Lady Caroline was the daughter of Frederick Howard, 5th Earl of Carlisle, and Margaret Caroline Howard. She was a spirited child, according to her father, and was seven years old when she sat to Reynolds. The portrait was commissioned by the Earl, and exhibited in 1779 at the Royal Academy before it was hung in Castle Howard. National Gallery of Art acquired the portrait in 1937.
Reynolds was a chief proponent of the Grand Manner and, to that end, the roses Lady Caroline plucks from an urn may have been intended to suggest Chastity, Beauty, and Love, the attributes of Venus and the Three Graces. The NGA writes "Reynolds has captured some of Lady Caroline's complexity in the serious, intent expression of her attractive face, her averted gaze, and the tension implied in her closed left hand ... the painting is broadly and fluidly executed in thick, opaque layers, with thin translucent glazes in the background."

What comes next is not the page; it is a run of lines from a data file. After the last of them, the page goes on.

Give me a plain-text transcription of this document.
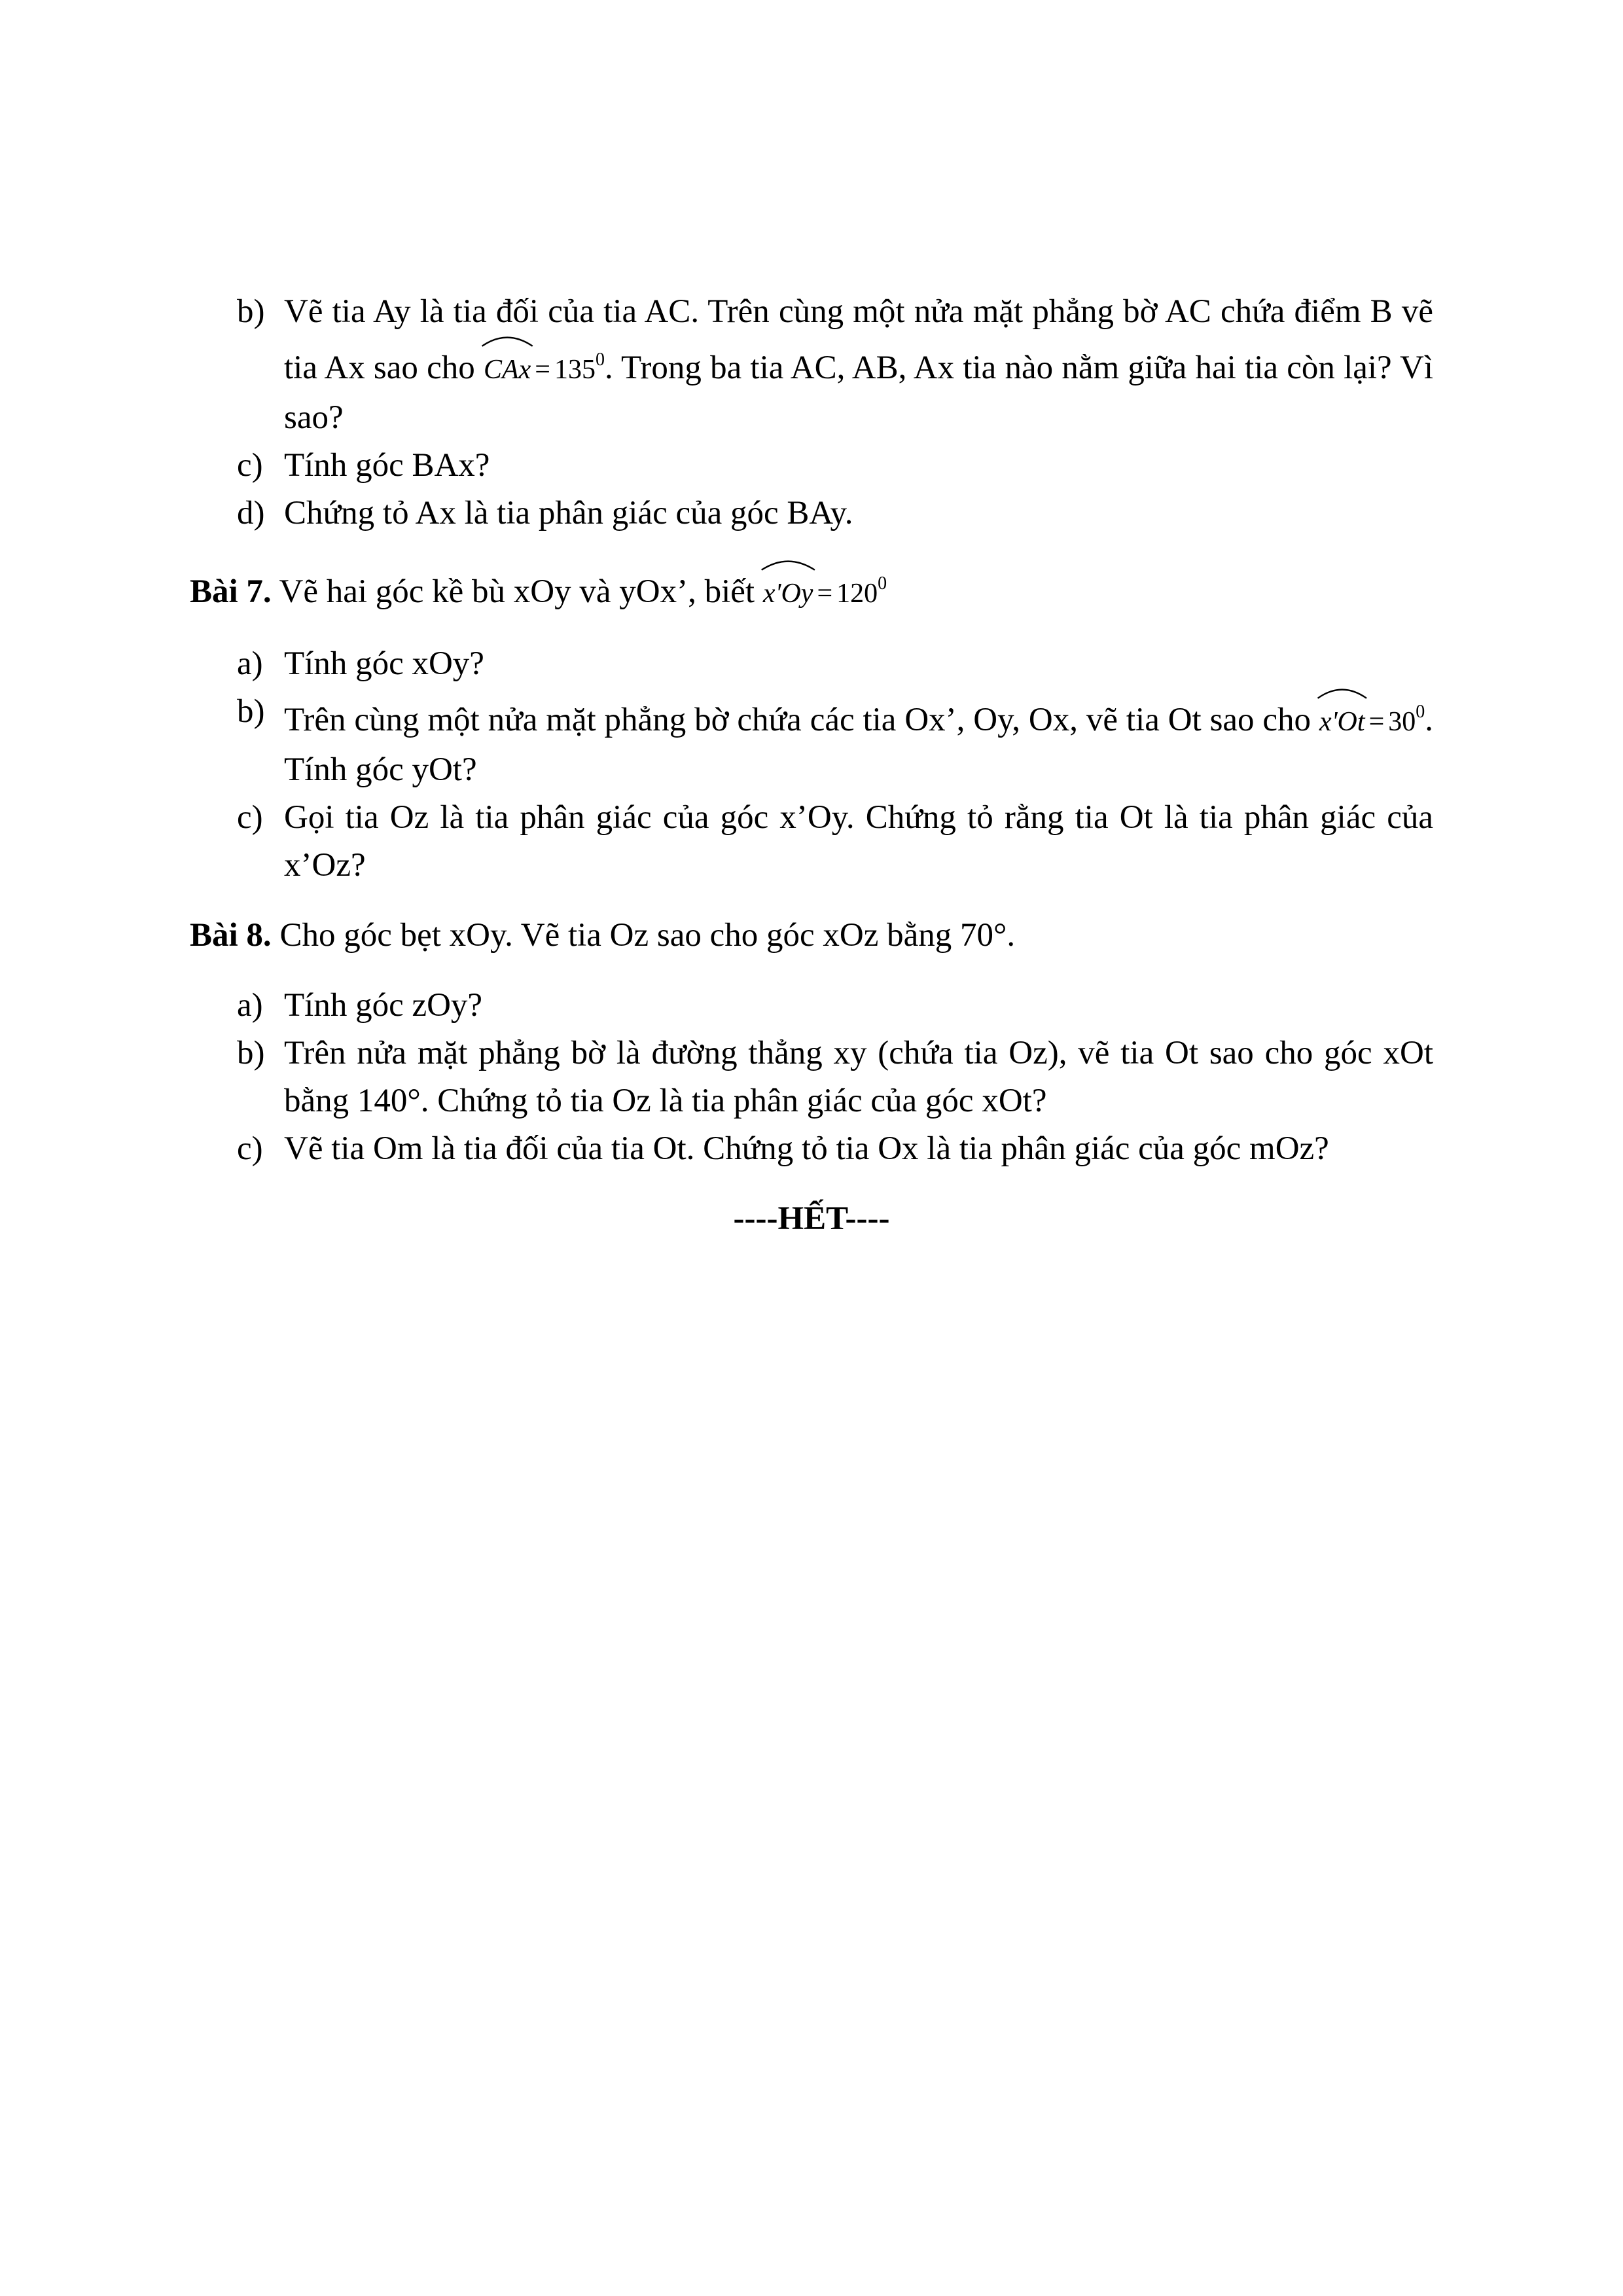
b) Vẽ tia Ay là tia đối của tia AC. Trên cùng một nửa mặt phẳng bờ AC chứa điểm B vẽ tia Ax sao cho
CAx = $135^0$. Trong ba tia AC, AB, Ax tia nào nằm giữa hai tia còn lại? Vì sao?
c) Tính góc BAx?
d) Chứng tỏ Ax là tia phân giác của góc BAy.
Bài 7. Vẽ hai góc kề bù xOy và yOx’, biết
$x'Oy = 120^0$
a) Tính góc xOy?
b) Trên cùng một nửa mặt phẳng bờ chứa các tia Ox’, Oy, Ox, vẽ tia Ot sao cho
$x'Ot = 30^0$. Tính góc yOt?
c) Gọi tia Oz là tia phân giác của góc x’Oy. Chứng tỏ rằng tia Ot là tia phân giác của x’Oz?
Bài 8. Cho góc bẹt xOy. Vẽ tia Oz sao cho góc xOz bằng 70°.
a) Tính góc zOy?
b) Trên nửa mặt phẳng bờ là đường thẳng xy (chứa tia Oz), vẽ tia Ot sao cho góc xOt bằng 140°. Chứng tỏ tia Oz là tia phân giác của góc xOt?
c) Vẽ tia Om là tia đối của tia Ot. Chứng tỏ tia Ox là tia phân giác của góc mOz?
----HẾT----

Sir Joshua Reynolds was an English painter who specialised in portraits. John Russell said he was one of the major European painters of the 18th century. He promoted the "Grand Style" in painting, which depended on idealisation of the imperfect. He was a founder and first president of the Royal Academy of Arts and was knighted by George III in 1769.